By Mac Slavo
As politicians continue to point to a booming economy with a low unemployment rate, the real evidence that those surface numbers aren’t reflecting reality are becoming more apparent. The student loan crisis in the United States is about to go from bad to worse, too, heightening economic woes.
The global debt crisis has been front and center lately, with many economists sounding alarms about how dire that situation is. In fact, debt is so out of control across the globe that most of it will actually never be paid back. And the United States is committing suicide with their runaway debt problem. It’s gotten so out of control, that the student loan debt problem is about to get a lot worse, too.
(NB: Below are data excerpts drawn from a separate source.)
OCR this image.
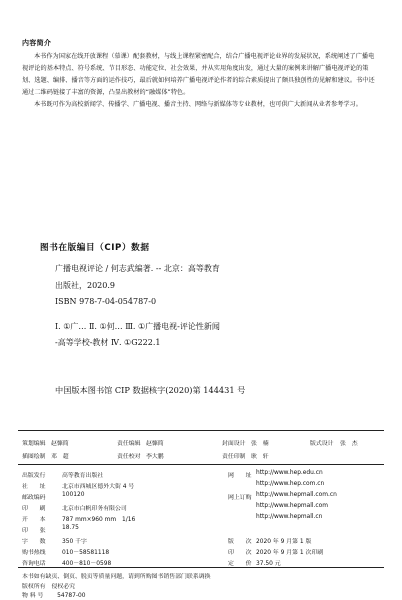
内容简介

本书作为国家在线开放课程（慕课）配套教材，与线上课程紧密配合，结合广播电视评论业界的发展状况，系统阐述了广播电视评论的基本特点、符号系统、节目形态、功能定位、社会效果，并从实用角度出发，通过大量的案例来讲解广播电视评论的策划、选题、编排、播音等方面的运作技巧，最后就如何培养广播电视评论作者的综合素质提出了颇具独创性的见解和建议。书中还通过二维码链接了丰富的资源，凸显出教材的“融媒体”特色。

本书既可作为高校新闻学、传播学、广播电视、播音主持、网络与新媒体等专业教材，也可供广大新闻从业者参考学习。

图书在版编目（CIP）数据
广播电视评论 / 何志武编著. -- 北京：高等教育
出版社，2020.9
ISBN 978-7-04-054787-0
Ⅰ. ①广… Ⅱ. ①何… Ⅲ. ①广播电视-评论性新闻
-高等学校-教材 Ⅳ. ①G222.1
中国版本图书馆 CIP 数据核字(2020)第 144431 号
策划编辑 赵慷简	责任编辑 赵慷简	封面设计 张　楠	版式设计 张　杰
插图绘制 邓　超	责任校对 李大鹏	责任印制 耿　轩
出版发行	高等教育出版社	网　　址 http://www.hep.edu.cn
社　　址	北京市西城区德外大街 4 号	http://www.hep.com.cn
邮政编码	100120	网上订购 http://www.hepmall.com.cn
印　　刷	北京市白帆印务有限公司	http://www.hepmall.com
开　　本	787 mm×960 mm　1/16	http://www.hepmall.cn
印　　张	18.75
字　　数	350 千字	版　　次 2020 年 9 月第 1 版
购书热线	010－58581118	印　　次 2020 年 9 月第 1 次印刷
咨询电话	400－810－0598	定　　价 37.50 元
本书如有缺页、倒页、脱页等质量问题，请到所购图书销售部门联系调换
版权所有　侵权必究
物 料 号 54787-00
According to a report by Bloomberg, the next generation of college students will usher in more borrowers who will take out more money in the form of student loans that they will never be able to repay. As the cost of tuition and borrowing (thanks to rising interest rates) continue to rise, the result is a widening default crisis that even Fed Chairman Jerome Powell labeled as a cause for concern.
Student loans have seen almost 157 percent in cumulative growth over the last 11 years, making this particular crisis fairly easy to visualize. By comparison, auto loan debt has grown 52 percent while mortgage and credit card debt actually fell by about 1 percent, according to a Bloomberg Global Data analysis of federal loans. The most staggering number that’s hard to imagine is the whopping $1.4 trillion in federal student loans out there, marking the second largest household debt segment in the country, after mortgages. Even more horrifying is that that number keeps growing.
“Students aren’t only facing increasing costs of college tuition; they’re facing increasing costs of borrowing to afford that degree,” said John Hupalo, founder and chief executive of Invite Education, an education financial planner. “That double whammy doesn’t bode well for students paying off loans.” Yet instead of bucking the system and learning a trade, younger Americans tend to think that the piece of paper offered after completing 4 years of college is worth a six-figure debt – even though they know the job they will get afterward will not help them to pay it off.
Plus, with a financial crisis brewing underneath the “stable” economic numbers, analysts worry that the next generation of graduates could default on their loans at even higher rates.